Pretty much the point of my last paragraph. The horse has long bolted; for all the lip service that may be paid to marriage as a sacred institution, it's ultimately treated as subordinate to societal norms (and for that matter, I think most people who deem it sacred also make such allowances).
If you're going to claim something is essential to our concept of marriage, you have to explain why we tolerate (and indeed applaud) marriages that cannot or will not produce children.

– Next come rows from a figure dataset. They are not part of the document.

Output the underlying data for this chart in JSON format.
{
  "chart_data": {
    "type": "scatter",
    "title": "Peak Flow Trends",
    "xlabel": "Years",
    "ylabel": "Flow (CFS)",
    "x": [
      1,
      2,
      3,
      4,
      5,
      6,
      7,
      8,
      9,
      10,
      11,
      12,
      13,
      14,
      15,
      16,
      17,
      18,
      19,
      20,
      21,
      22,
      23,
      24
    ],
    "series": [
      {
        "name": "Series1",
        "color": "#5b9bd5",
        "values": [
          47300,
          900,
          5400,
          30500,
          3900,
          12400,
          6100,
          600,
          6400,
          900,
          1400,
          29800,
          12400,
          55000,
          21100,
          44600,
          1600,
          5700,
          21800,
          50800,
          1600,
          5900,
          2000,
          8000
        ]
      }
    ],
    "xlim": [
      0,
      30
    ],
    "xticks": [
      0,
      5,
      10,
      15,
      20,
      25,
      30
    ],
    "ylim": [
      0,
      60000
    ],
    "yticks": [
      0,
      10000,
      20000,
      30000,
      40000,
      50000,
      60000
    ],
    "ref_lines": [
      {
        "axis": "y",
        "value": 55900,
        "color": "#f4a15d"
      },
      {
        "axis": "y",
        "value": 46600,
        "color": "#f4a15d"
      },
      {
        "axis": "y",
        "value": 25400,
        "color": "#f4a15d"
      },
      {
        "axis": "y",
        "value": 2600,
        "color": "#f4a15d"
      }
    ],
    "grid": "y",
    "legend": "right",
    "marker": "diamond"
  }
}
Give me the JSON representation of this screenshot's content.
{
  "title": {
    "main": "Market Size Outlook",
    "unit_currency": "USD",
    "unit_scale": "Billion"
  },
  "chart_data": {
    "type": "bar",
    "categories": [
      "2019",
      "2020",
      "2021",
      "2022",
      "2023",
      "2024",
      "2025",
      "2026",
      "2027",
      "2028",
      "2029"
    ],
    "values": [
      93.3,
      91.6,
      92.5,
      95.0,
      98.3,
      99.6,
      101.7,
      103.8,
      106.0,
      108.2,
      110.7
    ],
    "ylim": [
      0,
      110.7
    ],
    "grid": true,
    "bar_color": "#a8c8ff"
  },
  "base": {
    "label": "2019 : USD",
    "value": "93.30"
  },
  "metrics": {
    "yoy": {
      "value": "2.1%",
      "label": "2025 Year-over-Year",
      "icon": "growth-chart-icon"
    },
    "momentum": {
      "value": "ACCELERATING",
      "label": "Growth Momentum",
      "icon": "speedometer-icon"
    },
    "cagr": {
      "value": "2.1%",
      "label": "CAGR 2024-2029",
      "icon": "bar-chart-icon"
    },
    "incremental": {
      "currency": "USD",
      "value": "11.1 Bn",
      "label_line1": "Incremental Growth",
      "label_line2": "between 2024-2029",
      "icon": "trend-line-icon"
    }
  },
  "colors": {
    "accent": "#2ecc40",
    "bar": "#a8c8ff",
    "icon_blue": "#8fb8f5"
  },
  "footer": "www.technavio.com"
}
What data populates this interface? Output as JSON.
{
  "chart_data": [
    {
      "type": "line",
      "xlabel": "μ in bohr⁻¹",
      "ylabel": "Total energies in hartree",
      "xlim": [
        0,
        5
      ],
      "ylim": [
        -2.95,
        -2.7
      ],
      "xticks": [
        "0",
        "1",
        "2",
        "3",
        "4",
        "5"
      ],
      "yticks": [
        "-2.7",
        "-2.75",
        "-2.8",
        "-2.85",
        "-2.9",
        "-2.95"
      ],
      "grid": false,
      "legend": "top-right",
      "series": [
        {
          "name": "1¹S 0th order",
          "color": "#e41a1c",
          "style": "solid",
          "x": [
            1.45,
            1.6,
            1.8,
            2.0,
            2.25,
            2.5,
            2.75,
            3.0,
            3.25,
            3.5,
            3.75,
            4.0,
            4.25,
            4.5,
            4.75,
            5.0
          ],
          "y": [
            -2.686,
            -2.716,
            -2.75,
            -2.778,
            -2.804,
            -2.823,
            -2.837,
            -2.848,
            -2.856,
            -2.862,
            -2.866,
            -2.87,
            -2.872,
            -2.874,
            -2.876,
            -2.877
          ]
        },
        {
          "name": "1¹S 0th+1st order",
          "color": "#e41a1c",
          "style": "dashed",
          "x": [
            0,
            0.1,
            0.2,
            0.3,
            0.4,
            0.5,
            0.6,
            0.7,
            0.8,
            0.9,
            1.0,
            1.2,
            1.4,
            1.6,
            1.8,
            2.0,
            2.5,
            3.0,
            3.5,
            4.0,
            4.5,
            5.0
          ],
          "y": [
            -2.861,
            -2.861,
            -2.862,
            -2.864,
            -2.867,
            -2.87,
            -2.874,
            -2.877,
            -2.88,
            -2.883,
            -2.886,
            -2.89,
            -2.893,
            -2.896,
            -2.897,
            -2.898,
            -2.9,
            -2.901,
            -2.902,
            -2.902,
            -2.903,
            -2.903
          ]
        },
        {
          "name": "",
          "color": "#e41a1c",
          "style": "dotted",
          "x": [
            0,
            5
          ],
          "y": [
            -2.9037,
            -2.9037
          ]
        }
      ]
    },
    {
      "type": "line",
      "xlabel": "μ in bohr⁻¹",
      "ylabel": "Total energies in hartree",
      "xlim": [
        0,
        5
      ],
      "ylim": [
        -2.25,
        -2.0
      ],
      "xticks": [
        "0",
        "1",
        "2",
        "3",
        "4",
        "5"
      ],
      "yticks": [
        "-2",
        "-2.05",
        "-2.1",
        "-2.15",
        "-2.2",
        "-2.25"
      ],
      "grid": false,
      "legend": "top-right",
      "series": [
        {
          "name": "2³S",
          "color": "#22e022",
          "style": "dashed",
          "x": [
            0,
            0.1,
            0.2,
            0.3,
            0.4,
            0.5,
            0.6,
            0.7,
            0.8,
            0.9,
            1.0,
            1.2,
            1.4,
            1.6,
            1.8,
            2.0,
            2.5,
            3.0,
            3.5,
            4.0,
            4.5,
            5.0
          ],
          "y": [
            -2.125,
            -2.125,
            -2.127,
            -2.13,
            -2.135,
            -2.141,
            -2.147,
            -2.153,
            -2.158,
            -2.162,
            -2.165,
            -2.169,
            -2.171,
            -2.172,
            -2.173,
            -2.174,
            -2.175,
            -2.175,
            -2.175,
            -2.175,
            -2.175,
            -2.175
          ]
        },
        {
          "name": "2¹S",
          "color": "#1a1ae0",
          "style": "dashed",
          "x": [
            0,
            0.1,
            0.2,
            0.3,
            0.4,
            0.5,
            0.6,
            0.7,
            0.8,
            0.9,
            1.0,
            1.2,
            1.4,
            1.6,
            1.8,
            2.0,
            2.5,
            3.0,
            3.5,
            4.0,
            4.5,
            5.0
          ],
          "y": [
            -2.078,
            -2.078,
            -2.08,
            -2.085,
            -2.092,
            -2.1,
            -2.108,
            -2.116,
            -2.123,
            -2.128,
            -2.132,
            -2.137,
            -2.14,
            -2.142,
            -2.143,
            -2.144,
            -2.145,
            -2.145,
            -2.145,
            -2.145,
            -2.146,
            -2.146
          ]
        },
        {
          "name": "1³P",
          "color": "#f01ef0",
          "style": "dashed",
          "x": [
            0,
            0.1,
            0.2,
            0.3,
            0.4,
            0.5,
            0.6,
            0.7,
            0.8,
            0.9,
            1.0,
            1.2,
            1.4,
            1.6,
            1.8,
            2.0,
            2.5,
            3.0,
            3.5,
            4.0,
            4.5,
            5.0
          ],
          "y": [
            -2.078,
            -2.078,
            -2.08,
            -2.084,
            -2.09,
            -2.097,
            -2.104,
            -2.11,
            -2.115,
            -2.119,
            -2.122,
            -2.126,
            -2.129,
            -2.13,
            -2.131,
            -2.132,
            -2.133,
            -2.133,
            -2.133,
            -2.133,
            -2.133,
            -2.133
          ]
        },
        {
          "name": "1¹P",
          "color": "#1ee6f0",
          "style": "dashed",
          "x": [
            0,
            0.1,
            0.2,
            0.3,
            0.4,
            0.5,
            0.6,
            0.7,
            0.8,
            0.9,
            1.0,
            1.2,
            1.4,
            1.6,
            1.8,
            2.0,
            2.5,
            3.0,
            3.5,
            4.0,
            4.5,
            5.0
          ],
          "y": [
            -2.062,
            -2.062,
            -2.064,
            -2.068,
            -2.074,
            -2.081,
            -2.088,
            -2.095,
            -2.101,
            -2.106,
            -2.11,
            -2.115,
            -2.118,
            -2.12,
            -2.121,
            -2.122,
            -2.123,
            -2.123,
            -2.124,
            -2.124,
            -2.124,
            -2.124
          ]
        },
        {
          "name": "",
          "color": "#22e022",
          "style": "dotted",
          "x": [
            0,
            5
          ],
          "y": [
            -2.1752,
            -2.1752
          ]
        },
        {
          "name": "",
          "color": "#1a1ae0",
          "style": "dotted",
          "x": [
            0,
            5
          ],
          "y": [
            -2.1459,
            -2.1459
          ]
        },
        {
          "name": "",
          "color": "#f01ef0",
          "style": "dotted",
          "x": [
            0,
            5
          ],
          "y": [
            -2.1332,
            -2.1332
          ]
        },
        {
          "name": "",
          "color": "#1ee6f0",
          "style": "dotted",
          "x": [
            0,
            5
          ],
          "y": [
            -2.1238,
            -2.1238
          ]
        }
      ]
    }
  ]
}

No, you don't, unless it actually attacks the link at a definitional level.The simple existence of instances of marriages that don't lead to kids doesn't do that. Person X being infertile is a contingent happenstance, it doesn't define their marital role. Basically, one may say 'they could have kids if X weren't infertile', and as that happenstance isn't constitutive of the concept of marriage, it doesn't erode said concept. Person X being male is another matter. Saying 'they could have kids if they were different sexes' is a different kind of statement.
There's a certain arbitrariness here, of course, as to what elements are deemed essential to the definition of marriage. But then definitions generally have a certain arbitrariness to them anyway. Which is why I think it doesn't work outside a religious framework, because then you have an ultimate arbiter to say "this is constitutive of the def'n of marriage, but this is not".
I'm not accusing anyone here of this, just trying to explain why I may come across as a bit tetchy on this issue.
Angus, I've revised and deleted too many messages on this subject to criticize you on this point.
Couple other logical fallacies in the "procreation" argument:
Adultery doesn't automatically nullify heterosexual marriages.
Heterosexual couples engage in certain sexual practices that are no more likely to result in pregnancy than anything same-sex couples do.
Plus, see the arguments I mentioned yesterday (heterosexual couples allowed to marry before having children, allowed to remain married after the children are grown).
Are Australia and Canada still mostly bound by English common law, or did you sit down and do a rewrite when you gained independence?
Canada has its own Criminal Code, and Quebec follows the Civil Law tradition of France (though uses the Canadian Criminal Code). Canada has its own written constitution, while the British constitution is unwritten.
while the British constitution is unwritten
This has me thinking it's a part of the oral tradition, that there are bards who travel all over the nation, and are always present for meetings in the parliament to recite the constitution, using all those ancient memory keys like interior rhymes and refrains and couplets. It'd be like Homer performing the Illiad and the Odyssey, but with less plot, and extremely repetitous.
That would be fun. Sort of like singing the Preamble to the Constitution.